Las huertas del Ancón son perfectas para poner en práctica las distintas técnicas, un auténtico parque de atracciones para el saltador. Con algún susto sin consecuencias por parte de nuestra profesora, continuamos efectuando brincos de terraza a terraza, subiendo las alturas o los desniveles de una a otra. Especial mención para los que buscaban el perrete de vértice a vértice de huerta con desnivel. La cercanía del espectáculo del Circo del Sol debió motivarlos.  Como bien nos decían por su propia experiencia, Toño (te echamos mucho de menos) y Juan el año pasado, nunca podemos bajar la guardia.

Seguimos dándole uso y adaptándonos a nuestras nuevas lanzas, con muchas ganas de seguir echando una mano en el encuentro semanal del equipo con el risco, viendo como los más atrevidos motivan a sus compañeros a probar regatones muertos. A este paso hasta los un poco más veteranos nos atrevemos…jajaja.
Animamos a tod@s a responder a la llamada de Miri, como ella misma nos trasmitió, los saltadores son muy importantes en esta lucha. Ya escuchamos a Antonio cantar su famosa canción de “el pennisetum, el pennisetum”…jajaja. Consideramos un acierto por parte del colectivo que el 2 de febrero no tengamos la ruta habitual del curso y nos vayamos todos para Barranco Seco. Con el cambio de fecha, además de los teneros, coincidiremos probablemente con la gente del colectivo Aguere. ¡Qué ganas!
Gracias a tod@s por hacernos sentir tan bien, nos vemos en el risco.
Un abrazo,
Angélica y Luis 

miércoles, 9 de enero de 2013

Playa de Los Roques



               Las inmediaciones de la playa de Los Roques se han convertido en los últimos años en uno de los lugares donde podemos practicar el brinco con seguridad.
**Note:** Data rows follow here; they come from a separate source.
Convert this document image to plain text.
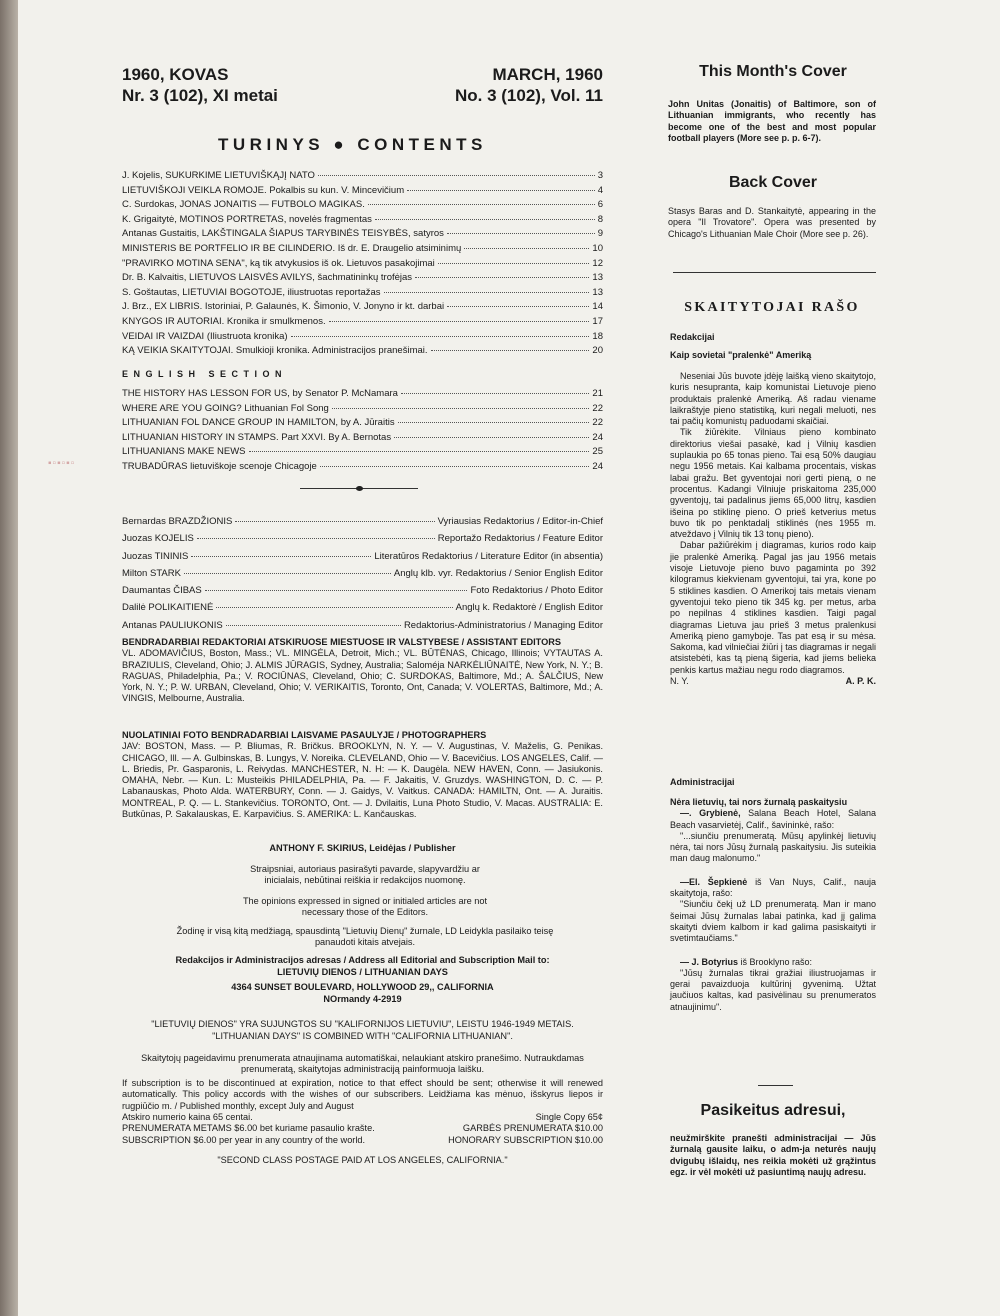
▪▫▪▫▪▫
1960, KOVAS
Nr. 3 (102), XI metai
MARCH, 1960
No. 3 (102), Vol. 11
TURINYS ● CONTENTS
J. Kojelis, SUKURKIME LIETUVIŠKĄJĮ NATO	3
LIETUVIŠKOJI VEIKLA ROMOJE. Pokalbis su kun. V. Mincevičium	4
C. Surdokas, JONAS JONAITIS — FUTBOLO MAGIKAS.	6
K. Grigaitytė, MOTINOS PORTRETAS, novelės fragmentas	8
Antanas Gustaitis, LAKŠTINGALA ŠIAPUS TARYBINĖS TEISYBĖS, satyros	9
MINISTERIS BE PORTFELIO IR BE CILINDERIO. Iš dr. E. Draugelio atsiminimų	10
"PRAVIRKO MOTINA SENA", ką tik atvykusios iš ok. Lietuvos pasakojimai	12
Dr. B. Kalvaitis, LIETUVOS LAISVĖS AVILYS, šachmatininkų trofėjas	13
S. Goštautas, LIETUVIAI BOGOTOJE, iliustruotas reportažas	13
J. Brz., EX LIBRIS. Istoriniai, P. Galaunės, K. Šimonio, V. Jonyno ir kt. darbai	14
KNYGOS IR AUTORIAI. Kronika ir smulkmenos.	17
VEIDAI IR VAIZDAI (Iliustruota kronika)	18
KĄ VEIKIA SKAITYTOJAI. Smulkioji kronika. Administracijos pranešimai.	20
ENGLISH SECTION
THE HISTORY HAS LESSON FOR US, by Senator P. McNamara	21
WHERE ARE YOU GOING? Lithuanian Fol Song	22
LITHUANIAN FOL DANCE GROUP IN HAMILTON, by A. Jūraitis	22
LITHUANIAN HISTORY IN STAMPS. Part XXVI. By A. Bernotas	24
LITHUANIANS MAKE NEWS	25
TRUBADŪRAS lietuviškoje scenoje Chicagoje	24
Bernardas BRAZDŽIONIS	Vyriausias Redaktorius / Editor-in-Chief
Juozas KOJELIS	Reportažo Redaktorius / Feature Editor
Juozas TININIS	Literatūros Redaktorius / Literature Editor (in absentia)
Milton STARK	Anglų klb. vyr. Redaktorius / Senior English Editor
Daumantas ČIBAS	Foto Redaktorius / Photo Editor
Dalilė POLIKAITIENĖ	Anglų k. Redaktorė / English Editor
Antanas PAULIUKONIS	Redaktorius-Administratorius / Managing Editor
BENDRADARBIAI REDAKTORIAI ATSKIRUOSE MIESTUOSE IR VALSTYBESE / ASSISTANT EDITORS
VL. ADOMAVIČIUS, Boston, Mass.; VL. MINGĖLA, Detroit, Mich.; VL. BŪTĖNAS, Chicago, Illinois; VYTAUTAS A. BRAZIULIS, Cleveland, Ohio; J. ALMIS JŪRAGIS, Sydney, Australia; Saloméja NARKĖLIŪNAITĖ, New York, N. Y.; B. RAGUAS, Philadelphia, Pa.; V. ROCIŪNAS, Cleveland, Ohio; C. SURDOKAS, Baltimore, Md.; A. ŠALČIUS, New York, N. Y.; P. W. URBAN, Cleveland, Ohio; V. VERIKAITIS, Toronto, Ont, Canada; V. VOLERTAS, Baltimore, Md.; A. VINGIS, Melbourne, Australia.
NUOLATINIAI FOTO BENDRADARBIAI LAISVAME PASAULYJE / PHOTOGRAPHERS
JAV: BOSTON, Mass. — P. Bliumas, R. Bričkus. BROOKLYN, N. Y. — V. Augustinas, V. Maželis, G. Penikas. CHICAGO, Ill. — A. Gulbinskas, B. Lungys, V. Noreika. CLEVELAND, Ohio — V. Bacevičius. LOS ANGELES, Calif. — L. Briedis, Pr. Gasparonis, L. Reivydas. MANCHESTER, N. H: — K. Daugėla. NEW HAVEN, Conn. — Jasiukonis. OMAHA, Nebr. — Kun. L: Musteikis PHILADELPHIA, Pa. — F. Jakaitis, V. Gruzdys. WASHINGTON, D. C. — P. Labanauskas, Photo Alda. WATERBURY, Conn. — J. Gaidys, V. Vaitkus. CANADA: HAMILTN, Ont. — A. Juraitis. MONTREAL, P. Q. — L. Stankevičius. TORONTO, Ont. — J. Dvilaitis, Luna Photo Studio, V. Macas. AUSTRALIA: E. Butkūnas, P. Sakalauskas, E. Karpavičius. S. AMERIKA: L. Kančauskas.
ANTHONY F. SKIRIUS, Leidėjas / Publisher
Straipsniai, autoriaus pasirašyti pavarde, slapyvardžiu ar inicialais, nebūtinai reiškia ir redakcijos nuomonę.
The opinions expressed in signed or initialed articles are not necessary those of the Editors.
Žodinę ir visą kitą medžiagą, spausdintą "Lietuvių Dienų" žurnale, LD Leidykla pasilaiko teisę panaudoti kitais atvejais.
Redakcijos ir Administracijos adresas / Address all Editorial and Subscription Mail to:
LIETUVIŲ DIENOS / LITHUANIAN DAYS
4364 SUNSET BOULEVARD, HOLLYWOOD 29,, CALIFORNIA
NOrmandy 4-2919
"LIETUVIŲ DIENOS" YRA SUJUNGTOS SU "KALIFORNIJOS LIETUVIU", LEISTU 1946-1949 METAIS.
"LITHUANIAN DAYS" IS COMBINED WITH "CALIFORNIA LITHUANIAN".
Skaitytojų pageidavimu prenumerata atnaujinama automatiškai, nelaukiant atskiro pranešimo. Nutraukdamas prenumeratą, skaitytojas administraciją painformuoja laišku.
If subscription is to be discontinued at expiration, notice to that effect should be sent; otherwise it will renewed automatically. This policy accords with the wishes of our subscribers. Leidžiama kas mėnuo, išskyrus liepos ir rugpiūčio m. / Published monthly, except July and August
Atskiro numerio kaina 65 centai.	Single Copy 65¢
PRENUMERATA METAMS $6.00 bet kuriame pasaulio krašte.	GARBĖS PRENUMERATA $10.00
SUBSCRIPTION $6.00 per year in any country of the world.	HONORARY SUBSCRIPTION $10.00
"SECOND CLASS POSTAGE PAID AT LOS ANGELES, CALIFORNIA."
This Month's Cover
John Unitas (Jonaitis) of Baltimore, son of Lithuanian immigrants, who recently has become one of the best and most popular football players (More see p. p. 6-7).
Back Cover
Stasys Baras and D. Stankaitytė, appearing in the opera "Il Trovatore". Opera was presented by Chicago's Lithuanian Male Choir (More see p. 26).
SKAITYTOJAI RAŠO
Redakcijai
Kaip sovietai "pralenkė" Ameriką
Neseniai Jūs buvote įdėję laišką vieno skaitytojo, kuris nesupranta, kaip komunistai Lietuvoje pieno produktais pralenkė Ameriką. Aš radau viename laikraštyje pieno statistiką, kuri negali meluoti, nes tai pačių komunistų paduodami skaičiai.
Tik žiūrėkite. Vilniaus pieno kombinato direktorius viešai pasakė, kad į Vilnių kasdien suplaukia po 65 tonas pieno. Tai esą 50% daugiau negu 1956 metais. Kai kalbama procentais, viskas labai gražu. Bet gyventojai nori gerti pieną, o ne procentus. Kadangi Vilniuje priskaitoma 235,000 gyventojų, tai padalinus jiems 65,000 litrų, kasdien išeina po stiklinę pieno. O prieš ketverius metus buvo tik po penktadalį stiklinės (nes 1955 m. atveždavo į Vilnių tik 13 tonų pieno).
Dabar pažiūrėkim į diagramas, kurios rodo kaip jie pralenkė Ameriką. Pagal jas jau 1956 metais visoje Lietuvoje pieno buvo pagaminta po 392 kilogramus kiekvienam gyventojui, tai yra, kone po 5 stiklines kasdien. O Amerikoj tais metais vienam gyventojui teko pieno tik 345 kg. per metus, arba po nepilnas 4 stiklines kasdien. Taigi pagal diagramas Lietuva jau prieš 3 metus pralenkusi Ameriką pieno gamyboje. Tas pat esą ir su mėsa. Sakoma, kad vilniečiai žiūri į tas diagramas ir negali atsistebėti, kas tą pieną šigeria, kad jiems belieka penkis kartus mažiau negu rodo diagramos.
N. Y.	A. P. K.
Administracijai
Nėra lietuvių, tai nors žurnalą paskaitysiu
—. Grybienė, Salana Beach Hotel, Salana Beach vasarvietėj, Calif., šavininkė, rašo:
"...siunčiu prenumeratą. Mūsų apylinkėj lietuvių nėra, tai nors Jūsų žurnalą paskaitysiu. Jis suteikia man daug malonumo."
—El. Šepkienė iš Van Nuys, Calif., nauja skaitytoja, rašo:
"Siunčiu čekį už LD prenumeratą. Man ir mano šeimai Jūsų žurnalas labai patinka, kad jį galima skaityti dviem kalbom ir kad galima pasiskaityti ir svetimtaučiams."
— J. Botyrius iš Brooklyno rašo:
"Jūsų žurnalas tikrai gražiai iliustruojamas ir gerai pavaizduoja kultūrinį gyvenimą. Užtat jaučiuos kaltas, kad pasivėlinau su prenumeratos atnaujinimu".
Pasikeitus adresui,
neužmirškite pranešti administracijai — Jūs žurnalą gausite laiku, o adm-ja neturės naujų dvigubų išlaidų, nes reikia mokėti už grąžintus egz. ir vėl mokėti už pasiuntimą naujų adresu.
Nos gusta este lugar, no sólo por la belleza del entorno, sino porque allí nos encontramos con muros más altos que entrañan más dificultad y que permiten al alumnado progresar en su aprendizaje y por consiguiente nuevas sensaciones.  Están dispuestos de tal forma que nos permite brincar con continuidad, saltos y bastoneos se van combinando, característica que nos aproxima a la realidad que más tarde encontraremos en el risco.
          Iniciamos el día con el calentamiento habitual para posteriormente introducir los juegos que entretenían y divertían a los pastores: el garabato, el levantamiento de la lanza y la vuelta del pastor. Algunos salieron mejor que otros pero no hay que preocuparse que ya repetiremos. Todos pusieron empeño en practicarlos y eso nos satisface, da gusto ver el esfuerzo por aprender.
                Después de los juegos descendimos brincando, tuvimos tiempo de hacerlo en dos ocasiones. En la primera de ellas insistimos en el salto a pies juntos, la altura de los muros hizo que sirvió para apurar la frenada utilizando la mayor parte del cuerpo posible en el rozamiento con la lanza, práctica que cada vez sale mejor. El segundo descenso sirvió para bastonear y realizar brincos de banda afinando la precisión. Paramos en un muro apropiado para realizar brincos de lado a lado de menor a mayor altura, práctica que continuaremos en los próximos días. Salimos del lugar al atardecer con la sensación de haber aprovechado la tarde. 

Cada vez más cerca del risco, ánimo !!!